Preservation Through Relocation

Moving St. Gerard’s Church from Buffalo, New York, to Atlanta, Georgia, is a journey like no other.

True, it is a pioneer effort to preserve one of America’s great architectural treasures.

It is also a journey that represents a singular moment for metropolitan Atlanta, for the nation and for the Catholic Church in terms of architecture, engineering, aesthetics and education, historic preservation and demographic history

But it is more than a journey. It is a pilgrimage. On this pilgrimage, it is the church itself that is moving.
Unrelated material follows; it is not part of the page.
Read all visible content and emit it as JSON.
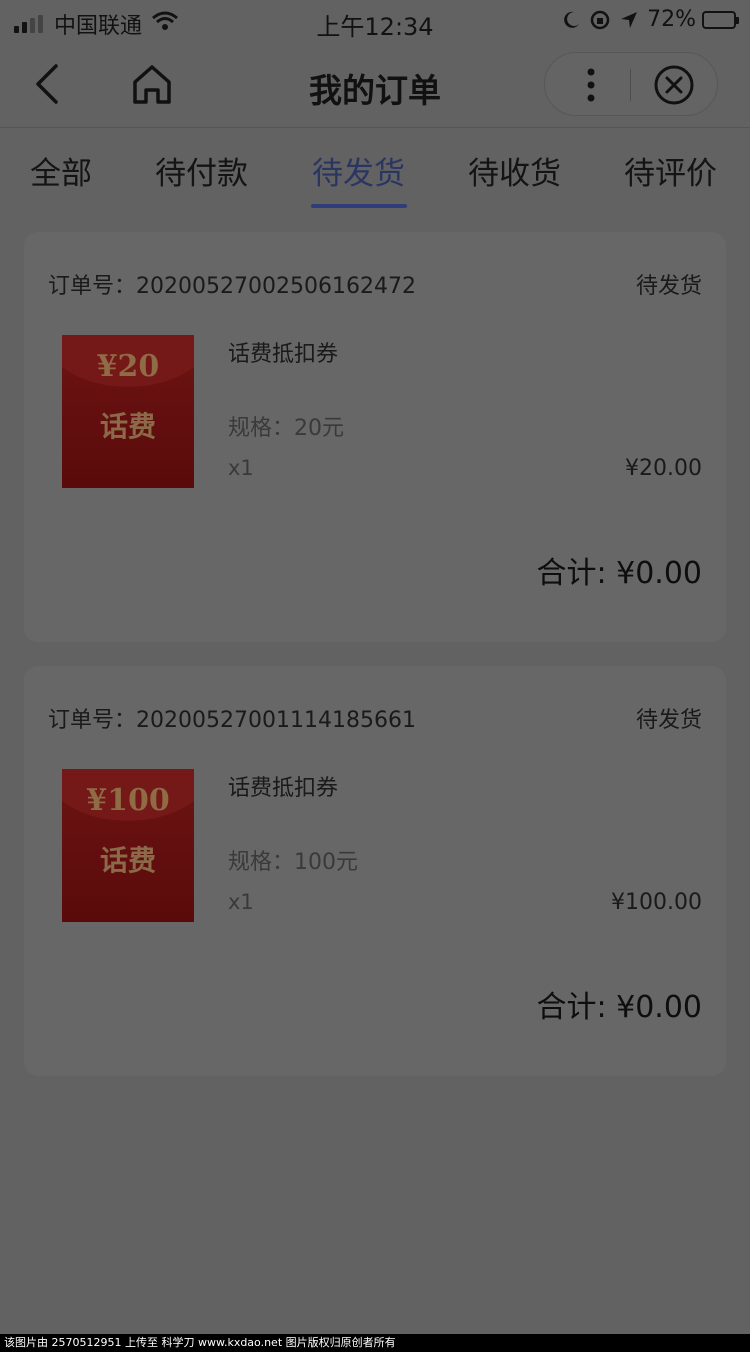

The “preservation through relocation” of the magnificent basilica-style structure has received support from both communities and from the outside, including the Archbishop of Atlanta, the Bishop of Buffalo, the Archbishop of New York, local and national preservationists, architects, builders, former St. Gerard’s parishioners and present parishioners of Mary Our Queen.
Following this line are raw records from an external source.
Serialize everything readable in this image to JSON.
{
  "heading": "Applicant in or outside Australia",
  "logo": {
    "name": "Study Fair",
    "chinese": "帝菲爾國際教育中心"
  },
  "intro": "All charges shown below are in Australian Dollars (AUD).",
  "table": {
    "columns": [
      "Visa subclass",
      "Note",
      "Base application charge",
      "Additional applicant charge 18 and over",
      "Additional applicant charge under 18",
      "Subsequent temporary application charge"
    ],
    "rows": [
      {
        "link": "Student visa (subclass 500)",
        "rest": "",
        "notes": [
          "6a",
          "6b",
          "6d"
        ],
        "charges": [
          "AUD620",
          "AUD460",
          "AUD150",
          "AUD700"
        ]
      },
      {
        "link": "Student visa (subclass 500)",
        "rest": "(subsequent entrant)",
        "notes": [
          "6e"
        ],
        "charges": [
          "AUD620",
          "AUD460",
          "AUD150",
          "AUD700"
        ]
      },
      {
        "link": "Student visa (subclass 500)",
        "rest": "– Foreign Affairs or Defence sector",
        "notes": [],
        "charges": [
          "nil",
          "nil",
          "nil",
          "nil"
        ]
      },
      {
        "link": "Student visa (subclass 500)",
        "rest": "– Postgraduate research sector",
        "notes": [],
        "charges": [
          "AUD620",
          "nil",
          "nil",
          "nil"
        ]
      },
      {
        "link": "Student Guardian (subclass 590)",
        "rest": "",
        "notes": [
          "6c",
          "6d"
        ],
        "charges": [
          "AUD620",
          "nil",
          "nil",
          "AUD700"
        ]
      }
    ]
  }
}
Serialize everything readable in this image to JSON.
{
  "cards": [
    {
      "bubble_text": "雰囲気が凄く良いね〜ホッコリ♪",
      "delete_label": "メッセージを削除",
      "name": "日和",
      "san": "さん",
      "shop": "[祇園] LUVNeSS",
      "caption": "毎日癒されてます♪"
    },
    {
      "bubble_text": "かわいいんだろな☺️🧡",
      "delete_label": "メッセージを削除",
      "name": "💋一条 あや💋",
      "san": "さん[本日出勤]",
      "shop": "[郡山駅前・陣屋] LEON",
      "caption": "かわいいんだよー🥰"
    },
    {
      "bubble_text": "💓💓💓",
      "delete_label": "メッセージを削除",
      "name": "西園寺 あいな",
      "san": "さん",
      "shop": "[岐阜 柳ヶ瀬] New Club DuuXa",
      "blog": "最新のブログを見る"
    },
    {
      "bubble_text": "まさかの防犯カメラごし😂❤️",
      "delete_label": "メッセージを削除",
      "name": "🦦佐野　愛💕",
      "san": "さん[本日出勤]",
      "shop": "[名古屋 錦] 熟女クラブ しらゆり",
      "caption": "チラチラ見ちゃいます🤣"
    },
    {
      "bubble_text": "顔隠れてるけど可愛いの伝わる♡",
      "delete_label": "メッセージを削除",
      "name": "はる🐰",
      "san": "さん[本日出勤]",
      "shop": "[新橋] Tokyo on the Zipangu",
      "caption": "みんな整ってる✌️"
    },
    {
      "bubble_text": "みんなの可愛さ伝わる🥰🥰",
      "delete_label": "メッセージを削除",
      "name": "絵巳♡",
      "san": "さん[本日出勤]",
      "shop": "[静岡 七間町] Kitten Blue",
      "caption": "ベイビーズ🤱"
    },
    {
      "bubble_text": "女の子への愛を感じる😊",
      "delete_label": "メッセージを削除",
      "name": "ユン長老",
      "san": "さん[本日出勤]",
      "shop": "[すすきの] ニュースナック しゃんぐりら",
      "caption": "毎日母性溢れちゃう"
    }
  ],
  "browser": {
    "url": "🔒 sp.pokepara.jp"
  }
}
While these supporters have their own special reasons for supporting this project, the central fact of the relocation will always be that this beautiful building will continue to exist for the worship of God in a way that transcends the limits of time and space – even the 900 miles between Buffalo and Atlanta.

With your help, an American monument will continue life as a center of spiritual vitality and growth, a symbol of love for God and the unflagging human spirit.

Without your help, the church will sit vacant at the corner of Bailey and East Delavan in a fading neighborhood which Catholic residents have largely departed. The church’s almost certain fate there, amid the harsh elements, is deterioration, decline and, eventually, destruction.